Besides Colechhi, Tori Schuller, a sophomore business management major, has her own single traditions when she celebrates Valentine’s Day.
“It’s my favorite holiday. I like to celebrate, but despite my current relationship status, I really don’t care. I’m going to have fun regardless,” Schuller said. “Usually, we [my girlfriends] all just go and see a cheesy romantic comedy or a new Nicholas Sparks movie. This year, it’s going to be the new one, Endless Love, and I couldn’t be more excited.”
Schuller said that another tradition is one she holds with her mom. Ever since she has been little, she said her mom has gotten her family little gifts to show them how much she loves them on Valentine’s Day and that she will always be there no matter what.

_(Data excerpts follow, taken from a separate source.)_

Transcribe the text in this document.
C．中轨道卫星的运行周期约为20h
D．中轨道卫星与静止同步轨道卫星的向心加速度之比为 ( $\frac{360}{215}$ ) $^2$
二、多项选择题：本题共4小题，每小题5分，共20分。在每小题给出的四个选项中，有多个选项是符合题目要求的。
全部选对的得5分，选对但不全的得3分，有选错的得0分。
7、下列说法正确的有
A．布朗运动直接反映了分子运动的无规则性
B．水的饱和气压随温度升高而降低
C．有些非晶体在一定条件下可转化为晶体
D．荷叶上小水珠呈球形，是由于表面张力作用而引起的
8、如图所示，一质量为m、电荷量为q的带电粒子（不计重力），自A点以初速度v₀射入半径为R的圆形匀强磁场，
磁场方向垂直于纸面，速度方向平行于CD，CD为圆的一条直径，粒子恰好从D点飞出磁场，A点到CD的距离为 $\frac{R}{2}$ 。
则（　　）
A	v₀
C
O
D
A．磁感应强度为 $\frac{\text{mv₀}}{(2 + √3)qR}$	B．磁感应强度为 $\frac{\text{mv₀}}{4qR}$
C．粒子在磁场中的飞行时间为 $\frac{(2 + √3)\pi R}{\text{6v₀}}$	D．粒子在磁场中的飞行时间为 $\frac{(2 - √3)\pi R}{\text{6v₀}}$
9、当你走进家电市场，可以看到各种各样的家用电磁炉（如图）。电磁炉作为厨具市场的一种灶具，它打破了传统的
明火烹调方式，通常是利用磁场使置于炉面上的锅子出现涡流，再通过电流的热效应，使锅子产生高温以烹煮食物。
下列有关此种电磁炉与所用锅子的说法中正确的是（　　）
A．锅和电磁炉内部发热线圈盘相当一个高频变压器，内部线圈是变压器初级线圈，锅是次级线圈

“Even at 20, it’s still a tradition,” Schuller said. “I know I can always count on her no matter what.”
Despite either of their relationship statuses, the two girls vow to make their Valentine’s Day fun, even if their traditions go against the Feb. 14 norm of hanging out with a significant other.
Zoldan said that if she could give any psychological advice this Valentine’s Day, it would be to have fun and enjoy your 20’s.
“Regardless of your status, don’t let it affect you directly,” Zoldan said. “Just have fun and enjoy life. Good things will come your way when you least expect it.”
Colecchi said she can’t wait for Valentine’s Day, because she will celebrate not being tied down in a relationship.
“I have the rest of my life to celebrate with a husband, that’s what marriage is for,” she said. “But right now, my soul mates are my girlfriends.”